Judith R. Shapiro is a former President of Barnard College, a liberal arts college for women at Columbia University; as President of Barnard, she was also an academic dean within the university. She was also a professor of anthropology at Barnard. Shapiro became Barnard's 6th president in 1994 after a teaching career at Bryn Mawr College where she was chair of the Department of Anthropology. After serving as Acting Dean of the Undergraduate College in 1985-6, she was Provost, the chief academic officer, from 1986 until 1994. Debora L. Spar was appointed to replace Shapiro, effective July 1, 2008.
Eileen McNamara is an American journalist. She is the author of Eunice, The Kennedy Who Changed the World, published by Simon & Schuster. She is an emerita professor in the Journalism Program at Brandeis University and formerly a columnist with the Boston Globe, where she won the Pulitzer Prize for Commentary in 1997.
Elaine Sciolino is a contributing writer and former Paris bureau chief for The New York Times, based in France since 2002. Her forthcoming book, Adventures in the Louvre: How to Fall in Love with the World’s Greatest Museum, will be published in 2025 by W.W. Norton & Company.
Lydia Frances Polgreen is an American journalist. She was editorial director of NYT Global at The New York Times, and the West Africa bureau chief for the same publication, based in Dakar, Senegal, from 2005 to 2009. She also reported from India. She spent much of her early career in Johannesburg, South Africa where she was The New York Times South African Bureau Chief as well. She was editor-in-chief of HuffPost from 2016 to 2020, after which she spent about one year between 2021 and 2022 as the head of content for Gimlet Media. In 2022, after leaving Gimlet, she returned to The New York Times as an opinion columnist.

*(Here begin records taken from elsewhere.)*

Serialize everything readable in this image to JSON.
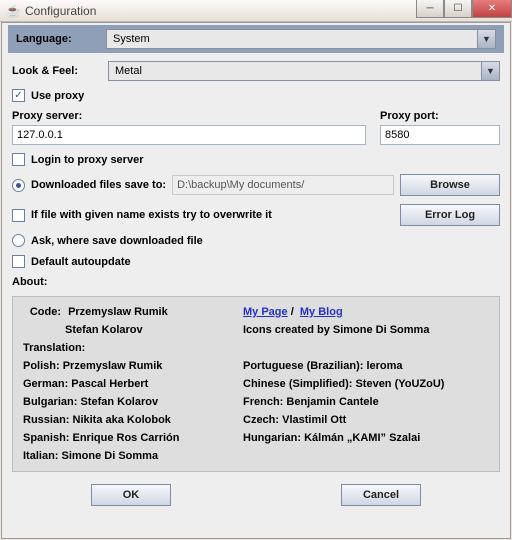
{
  "window": {
    "title": "Configuration"
  },
  "language": {
    "label": "Language:",
    "value": "System"
  },
  "lookfeel": {
    "label": "Look & Feel:",
    "value": "Metal"
  },
  "use_proxy": {
    "label": "Use proxy",
    "checked": true
  },
  "proxy_server": {
    "label": "Proxy server:",
    "value": "127.0.0.1"
  },
  "proxy_port": {
    "label": "Proxy port:",
    "value": "8580"
  },
  "login_proxy": {
    "label": "Login to proxy server",
    "checked": false
  },
  "saveto": {
    "label": "Downloaded files save to:",
    "value": "D:\\backup\\My documents/",
    "selected": true
  },
  "browse": "Browse",
  "overwrite": {
    "label": "If file with given name exists try to overwrite it",
    "checked": false
  },
  "errorlog": "Error Log",
  "ask_save": {
    "label": "Ask, where save downloaded file",
    "selected": false
  },
  "autoupdate": {
    "label": "Default autoupdate",
    "checked": false
  },
  "about_label": "About:",
  "about": {
    "code_label": "Code:",
    "code1": "Przemyslaw Rumik",
    "code2": "Stefan Kolarov",
    "my_page": "My Page",
    "my_blog": "My Blog",
    "icons": "Icons created by Simone Di Somma",
    "translation_label": "Translation:",
    "polish": "Polish: Przemyslaw Rumik",
    "german": "German: Pascal Herbert",
    "bulgarian": "Bulgarian: Stefan Kolarov",
    "russian": "Russian: Nikita aka Kolobok",
    "spanish": "Spanish: Enrique Ros Carrión",
    "italian": "Italian: Simone Di Somma",
    "portuguese": "Portuguese (Brazilian): leroma",
    "chinese": "Chinese (Simplified): Steven (YoUZoU)",
    "french": "French: Benjamin Cantele",
    "czech": "Czech: Vlastimil Ott",
    "hungarian": "Hungarian: Kálmán „KAMI”  Szalai",
    "sep": "/"
  },
  "ok": "OK",
  "cancel": "Cancel"
}
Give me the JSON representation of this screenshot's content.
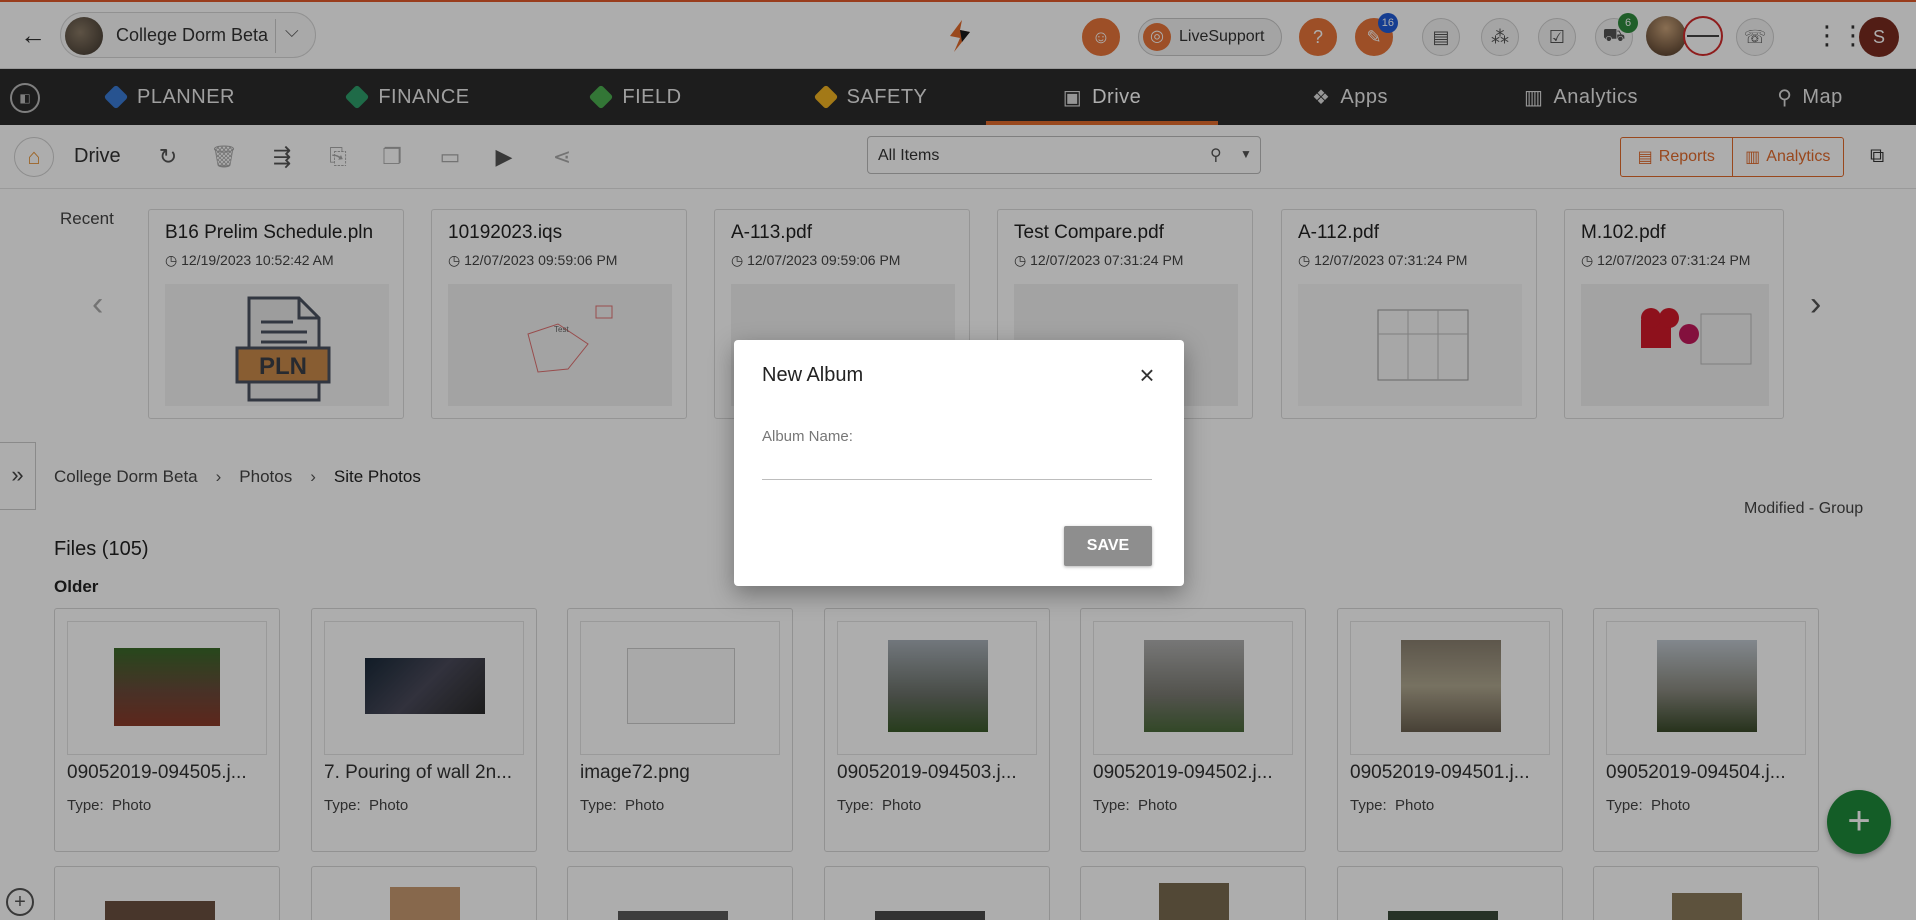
{
  "topbar": {
    "project_name": "College Dorm Beta",
    "live_support_label": "LiveSupport",
    "notification_badge": "16",
    "cart_badge": "6",
    "user_initial": "S"
  },
  "modules": [
    {
      "label": "PLANNER",
      "color": "#3a7bd5"
    },
    {
      "label": "FINANCE",
      "color": "#2e9e6a"
    },
    {
      "label": "FIELD",
      "color": "#4caf50"
    },
    {
      "label": "SAFETY",
      "color": "#f0b323"
    },
    {
      "label": "Drive",
      "icon": "drive-icon",
      "active": true
    },
    {
      "label": "Apps",
      "icon": "apps-logo-icon"
    },
    {
      "label": "Analytics",
      "icon": "bar-chart-icon"
    },
    {
      "label": "Map",
      "icon": "map-pin-icon"
    }
  ],
  "toolbar": {
    "title": "Drive",
    "filter_value": "All Items",
    "reports_label": "Reports",
    "analytics_label": "Analytics"
  },
  "recent": {
    "label": "Recent",
    "items": [
      {
        "name": "B16 Prelim Schedule.pln",
        "date": "12/19/2023 10:52:42 AM"
      },
      {
        "name": "10192023.iqs",
        "date": "12/07/2023 09:59:06 PM"
      },
      {
        "name": "A-113.pdf",
        "date": "12/07/2023 09:59:06 PM"
      },
      {
        "name": "Test Compare.pdf",
        "date": "12/07/2023 07:31:24 PM"
      },
      {
        "name": "A-112.pdf",
        "date": "12/07/2023 07:31:24 PM"
      },
      {
        "name": "M.102.pdf",
        "date": "12/07/2023 07:31:24 PM"
      }
    ],
    "pln_label": "PLN",
    "thumb_text": "Test"
  },
  "breadcrumb": [
    "College Dorm Beta",
    "Photos",
    "Site Photos"
  ],
  "group_label": "Modified - Group",
  "files_count": "Files (105)",
  "section_label": "Older",
  "type_label": "Type:",
  "files": [
    {
      "name": "09052019-094505.j...",
      "type": "Photo"
    },
    {
      "name": "7. Pouring of wall 2n...",
      "type": "Photo"
    },
    {
      "name": "image72.png",
      "type": "Photo"
    },
    {
      "name": "09052019-094503.j...",
      "type": "Photo"
    },
    {
      "name": "09052019-094502.j...",
      "type": "Photo"
    },
    {
      "name": "09052019-094501.j...",
      "type": "Photo"
    },
    {
      "name": "09052019-094504.j...",
      "type": "Photo"
    }
  ],
  "dialog": {
    "title": "New Album",
    "field_label": "Album Name:",
    "field_value": "",
    "save_label": "SAVE"
  },
  "colors": {
    "accent": "#e26a2c",
    "nav_bg": "#2c2c2c",
    "fab": "#1e8a3a",
    "save_button": "#8e8e8e"
  }
}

Alissa Johannsen Rubin is a Pulitzer Prize–winning American journalist, currently serving as the Baghdad Bureau chief for The New York Times. She has spent much of her career covering the wars in Iraq, Afghanistan and the Balkans.
Stephen Michael Wines is an American journalist. He is a national correspondent for The New York Times at present. Wines was previously the Times bureau chief in China, Johannesburg and Moscow.
Sewell Chan is an American journalist who is the current executive editor of the Columbia Journalism Review. He had previously been the editor-in-chief of The Texas Tribune from 2021 to 2024. Prior to that, Chan held positions at the Los Angeles Times from 2018 to 2021, the The New York Times from 2004 to 2018, and The Washington Post from 2000 to 2004.
Richard Mills Smith is an American editor and journalist who has served as Editor-in-Chief, CEO and Chairman of the Newsweek magazine.
Anna Kisselgoff is a dance critic and cultural news reporter for The New York Times. She began at the Times as a dance critic and cultural news reporter in 1968, and became its Chief Dance Critic in 1977, a role she held until 2005. She left the Times as an employee at the end of 2006, but still contributes to the paper.
Herbert Brucker (1898–1977) was a journalist, teacher, and national advocate for the freedom of the press. Brucker served as editor-in-chief of the Hartford Courant, a newspaper published in Hartford, Connecticut, for 19 years (1947–1966). He also served as president of the American Society of Newspaper Editors. During his career, Brucker authored four books.
Cristina Alesci was the Chief Corporate Affairs Officer at Chobani until March 2022. Until December 2020, she was a CNN and CNNMoney correspondent based out of the network’s New York bureau. She covers breaking news for the network as well as financial fraud and controversies facing major companies. Her investigative series focuses on public policy issues of the 2016 election cycle, food production, and documenting the early struggles of successful leaders.
Joyce Purnick is an American columnist and journalist.
Minna Lewinson was an American journalist and joint winner of the 1918 Pulitzer Prize for Newspaper History, along with Henry Beetle Hough. She is notable as the first woman to win a journalism Pulitzer Prize and work for the New York Times.
Juliet Macur is an American journalist.